Intervention de Gisèle Jourda

Commission des affaires européennes — Réunion du 11 juillet 2019 à 8h35
Politiques étrangères — Relations entre l'union européenne et la chine à la suite du 21e sommet union européenne-chine du 9 avril 2019 : communication de m. pascal allizard et mme gisèle jourda

Photo de Gisèle JourdaGisèle Jourda, rapporteure :

Le projet inquiète par sa méthode - une bienveillance dominatrice - et ses conséquences. Nous avons naturellement rappelé dans le rapport que la Chine s'impliquait fortement dans les grandes enceintes internationales comme l'OMC et dans les organisations de coopération régionale, telles que l'Organisation de coopération de Shanghai. Mais si elle s'inscrit par pragmatisme dans les instances multilatérales mondiales, son mode d'action privilégié semble être les relations bilatérales, que nous avons qualifiées de « bilatéralisme de masse », et dans lesquelles la Chine apparaît comme le partenaire bienveillant qui fournit aide et coopération, mais qui est surtout l'acteur principal en position de force, libéré des négociations et des concessions qu'impose le multilatéralisme.

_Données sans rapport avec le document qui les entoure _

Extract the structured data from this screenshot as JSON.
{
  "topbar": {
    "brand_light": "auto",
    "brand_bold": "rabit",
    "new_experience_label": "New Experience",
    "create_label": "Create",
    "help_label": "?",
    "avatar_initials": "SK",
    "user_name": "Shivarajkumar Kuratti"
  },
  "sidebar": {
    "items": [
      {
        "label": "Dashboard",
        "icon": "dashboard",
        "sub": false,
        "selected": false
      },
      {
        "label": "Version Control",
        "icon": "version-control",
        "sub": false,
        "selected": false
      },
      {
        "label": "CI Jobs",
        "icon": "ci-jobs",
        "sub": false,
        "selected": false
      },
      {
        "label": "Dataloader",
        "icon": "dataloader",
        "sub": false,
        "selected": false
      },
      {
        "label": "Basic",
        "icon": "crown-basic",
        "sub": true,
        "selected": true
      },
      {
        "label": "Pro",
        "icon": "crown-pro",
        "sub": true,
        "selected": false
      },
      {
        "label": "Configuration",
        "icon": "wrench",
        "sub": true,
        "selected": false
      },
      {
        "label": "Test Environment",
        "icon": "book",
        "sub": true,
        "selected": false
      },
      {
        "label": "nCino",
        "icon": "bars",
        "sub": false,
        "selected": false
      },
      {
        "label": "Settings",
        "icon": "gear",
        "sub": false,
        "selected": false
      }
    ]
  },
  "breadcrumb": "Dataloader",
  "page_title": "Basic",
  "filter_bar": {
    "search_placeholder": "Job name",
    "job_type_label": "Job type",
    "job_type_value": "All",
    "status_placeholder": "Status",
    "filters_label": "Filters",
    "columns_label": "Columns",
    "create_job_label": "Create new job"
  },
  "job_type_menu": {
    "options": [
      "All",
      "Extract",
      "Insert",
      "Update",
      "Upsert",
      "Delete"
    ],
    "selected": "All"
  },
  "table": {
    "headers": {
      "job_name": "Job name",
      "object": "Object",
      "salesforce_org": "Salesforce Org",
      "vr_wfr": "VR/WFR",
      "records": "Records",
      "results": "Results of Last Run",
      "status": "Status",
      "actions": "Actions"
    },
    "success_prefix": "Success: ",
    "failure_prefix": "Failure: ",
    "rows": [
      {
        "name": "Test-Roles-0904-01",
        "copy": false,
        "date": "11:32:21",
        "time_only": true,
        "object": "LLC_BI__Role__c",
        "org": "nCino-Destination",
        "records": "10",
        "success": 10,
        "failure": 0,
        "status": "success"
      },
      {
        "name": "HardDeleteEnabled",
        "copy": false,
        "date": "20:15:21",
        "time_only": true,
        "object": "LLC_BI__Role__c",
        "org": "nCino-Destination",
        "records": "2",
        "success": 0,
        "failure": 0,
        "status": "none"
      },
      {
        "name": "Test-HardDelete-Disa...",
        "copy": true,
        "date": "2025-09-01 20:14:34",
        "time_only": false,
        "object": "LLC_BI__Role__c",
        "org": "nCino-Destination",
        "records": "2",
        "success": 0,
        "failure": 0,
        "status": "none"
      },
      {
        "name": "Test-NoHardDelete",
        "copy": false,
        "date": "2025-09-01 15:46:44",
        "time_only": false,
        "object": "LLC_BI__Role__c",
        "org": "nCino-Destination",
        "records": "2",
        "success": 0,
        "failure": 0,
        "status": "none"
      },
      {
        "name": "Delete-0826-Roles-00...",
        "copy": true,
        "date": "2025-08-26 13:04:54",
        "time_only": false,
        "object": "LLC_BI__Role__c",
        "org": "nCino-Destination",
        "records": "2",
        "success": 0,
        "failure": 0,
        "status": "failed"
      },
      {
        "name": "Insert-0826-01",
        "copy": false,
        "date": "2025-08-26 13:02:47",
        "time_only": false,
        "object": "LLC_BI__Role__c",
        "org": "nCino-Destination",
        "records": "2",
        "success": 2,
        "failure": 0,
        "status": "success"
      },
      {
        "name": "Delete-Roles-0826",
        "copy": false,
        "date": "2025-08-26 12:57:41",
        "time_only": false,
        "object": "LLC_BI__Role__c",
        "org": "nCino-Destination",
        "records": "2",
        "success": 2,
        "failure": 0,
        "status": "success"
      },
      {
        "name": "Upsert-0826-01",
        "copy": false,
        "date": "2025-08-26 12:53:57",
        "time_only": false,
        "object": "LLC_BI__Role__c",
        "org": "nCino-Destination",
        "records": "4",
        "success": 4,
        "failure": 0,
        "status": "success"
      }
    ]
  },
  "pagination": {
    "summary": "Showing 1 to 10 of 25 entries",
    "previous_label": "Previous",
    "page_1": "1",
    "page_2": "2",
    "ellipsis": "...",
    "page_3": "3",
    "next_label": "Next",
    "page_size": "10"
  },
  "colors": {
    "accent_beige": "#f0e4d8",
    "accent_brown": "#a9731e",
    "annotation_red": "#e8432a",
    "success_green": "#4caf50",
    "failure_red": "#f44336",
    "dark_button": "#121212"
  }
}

Dans le même temps, la Chine développe ses initiatives, comme le Forum international des « Nouvelles Routes de la Soie », dont la deuxième édition vient de se clore à Pékin, il y a deux mois, instance qui lui permet de réunir de nombreux pays sous le regard du reste du monde. C'est une façon de créer de nouveaux rendez-vous internationaux entièrement à sa main et selon son calendrier, ses normes, ses prescriptions.

Les « Nouvelles Routes de la Soie » passent aussi par la conquête spatiale. Pour la Chine, non seulement la conquête spatiale est l'apanage de toute grande puissance, mais la conquête du monde passe aussi par la conquête de l'espace. Celle-ci est justifiée par les pouvoirs chinois par la nécessité d'apporter un appui spatial au développement économique réalisé dans le cadre des « Nouvelles Routes de la Soie » grâce au déploiement accéléré d'une couverture satellitaire mondiale entièrement chinoise. La Chine a l'intention d'inciter les pays adhérant aux « Nouvelles Routes de la soie » à recourir à ses services pour lancer leurs satellites. Il s'ensuit que l'Union européenne devra impérativement repenser ses ambitions et sa méthode pour garder une place de premier plan face au duopole sino-américain qui se dessine dans ce domaine. Quant à la France, leader de l'aéronautique, elle devrait trouver un rôle essentiel dans la nouvelle stratégie spatiale européenne qu'il faudra dès aujourd'hui mettre en place. Lorsque l'on regarde le poids respectif des États dans le secteur spatial, on constate que les États-Unis occupent le premier cercle, suivis de près par la Chine, puis par la Russie et le Japon, et enfin par l'Union européenne et la France, et l'Inde. Nous avons donc reculé.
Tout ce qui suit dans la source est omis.